Published online 2016 June 1. doi:  10.3390/nu8060322
PMCID: PMC4924163

Age-Dependent Changes in Resting Energy Expenditure (REE): Insights from Detailed Body Composition Analysis in Normal and Overweight Healthy Caucasians

Abstract

Age-related changes in organ and tissue masses may add to changes in the relationship between resting energy expenditure (REE) and fat free mass (FFM) in normal and overweight healthy Caucasians. Secondary analysis using cross-sectional data of 714 healthy normal and overweight Caucasian subjects (age 18–83 years) with comprehensive information on FFM, organ and tissue masses (as assessed by magnetic resonance imaging (MRI)), body density (as assessed by Air Displacement Plethysmography (ADP)) and hydration (as assessed by deuterium dilution (D2O)) and REE (as assessed by indirect calorimetry). High metabolic rate organs (HMR) summarized brain, heart, liver and kidney masses. Ratios of HMR organs and muscle mass (MM) in relation to FFM were considered. REE was calculated (REEc) using organ and tissue masses times their specific metabolic rates. REE, FFM, specific metabolic rates, the REE-FFM relationship, HOMA, CRP, and thyroid hormone levels change with age. The age-related decrease in FFM explained 59.7% of decreases in REE. Mean residuals of the REE-FFM association were positive in young adults but became negative in older subjects. When compared to young adults, proportions of MM to FFM decreased with age, whereas contributions of liver and heart did not differ between age groups. HOMA, TSH and inflammation (plasma CRP-levels) explained 4.2%, 2.0% and 1.4% of the variance in the REE-FFM residuals, but age and plasma T3-levels had no effects. HMR to FFM and MM to FFM ratios together added 11.8% on to the variance of REE-FFM residuals. Differences between REE and REEc increased with age, suggesting age-related changes in specific metabolic rates of organs and tissues. This bias was partly explained by plasmaT3-levels. Age-related changes in REE are explained by (i) decreases in fat free mass; (ii) a decrease in the contributions of organ and muscle masses to FFM; and (iii) decreases in specific organ and tissue metabolic rates. Age-dependent changes in the REE-FFMassociation are explained by composition of FFM, inflammation and thyroid hormones.

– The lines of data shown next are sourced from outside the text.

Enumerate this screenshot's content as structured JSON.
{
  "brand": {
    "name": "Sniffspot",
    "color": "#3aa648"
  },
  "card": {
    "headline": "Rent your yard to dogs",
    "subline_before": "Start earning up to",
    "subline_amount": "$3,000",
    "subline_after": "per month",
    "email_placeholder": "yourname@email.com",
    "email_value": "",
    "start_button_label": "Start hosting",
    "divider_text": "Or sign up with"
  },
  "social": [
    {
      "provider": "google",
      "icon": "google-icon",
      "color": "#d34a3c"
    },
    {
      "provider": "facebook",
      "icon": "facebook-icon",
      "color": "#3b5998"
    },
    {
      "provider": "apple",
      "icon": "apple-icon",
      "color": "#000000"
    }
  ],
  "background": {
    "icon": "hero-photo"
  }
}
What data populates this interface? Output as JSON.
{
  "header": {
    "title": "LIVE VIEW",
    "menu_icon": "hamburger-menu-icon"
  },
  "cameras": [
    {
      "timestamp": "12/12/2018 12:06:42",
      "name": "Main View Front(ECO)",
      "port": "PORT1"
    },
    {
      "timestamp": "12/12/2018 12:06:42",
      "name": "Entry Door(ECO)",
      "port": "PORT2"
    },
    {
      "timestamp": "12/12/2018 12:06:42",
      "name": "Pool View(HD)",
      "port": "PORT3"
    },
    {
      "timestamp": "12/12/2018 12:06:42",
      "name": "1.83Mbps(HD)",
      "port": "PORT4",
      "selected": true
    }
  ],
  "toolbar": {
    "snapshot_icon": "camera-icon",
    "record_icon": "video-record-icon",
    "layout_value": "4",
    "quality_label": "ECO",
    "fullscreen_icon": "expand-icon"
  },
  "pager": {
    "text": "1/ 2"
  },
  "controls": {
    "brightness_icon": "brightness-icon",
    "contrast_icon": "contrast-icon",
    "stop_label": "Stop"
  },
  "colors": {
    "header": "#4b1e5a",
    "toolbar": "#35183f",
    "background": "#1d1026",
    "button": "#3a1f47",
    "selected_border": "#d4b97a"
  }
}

Keywords: age, body composition, resting energy expenditure, MRI, metabolic risk

1. Introduction

Resting energy expenditure (REE) decreases from young to old age by 1% to 2% per decade [1]. This is partly explained by age-related decreases in fat free mass (FFM) [2]. FFM accounts for 50%–70% of the variance in REE [3,4,5]. Metabolically, FFM is heterogeneous including high (i.e., heart, liver, kidneys and brain) and low metabolic rate organs and tissues (i.e., muscle mass and skeletal bone) [6]. In young adults, brain, liver, heart and kidney masses add up to approximately 12% of FFM but account for 60% of REE [3,7,8,9,10,11]. By contrast, muscle mass comprises more than 50% of FFM and accounts for up to 25% of REE only [5]. We have shown previously that REE and FFM change with age with gender-specific differences in the onset and magnitude of the age-related changes in metabolically active body components and REE [12]. Decreases in REE and body composition started between 30 and 45 years with decreases in REE adjusted for skeletal muscle and organ mass and adipose tissue by −145 kJ/day/decade and −604.8 kJ/day/decade after the age of 35.2 and 34.3 years in women and men, respectively [12]. There was first evidence that specific metabolic rates of major organs and tissues also decrease with age, and age-specific prediction algorithms have been published by Wang et al. [11,13]. Thus, the present evidence suggests that age-related decreases in REE are explained by decreases in both (i) FFM and (ii) the specific metabolic rate of organs and tissues. However, age-associated changes in the REE-FFM relationship still remain to be characterized.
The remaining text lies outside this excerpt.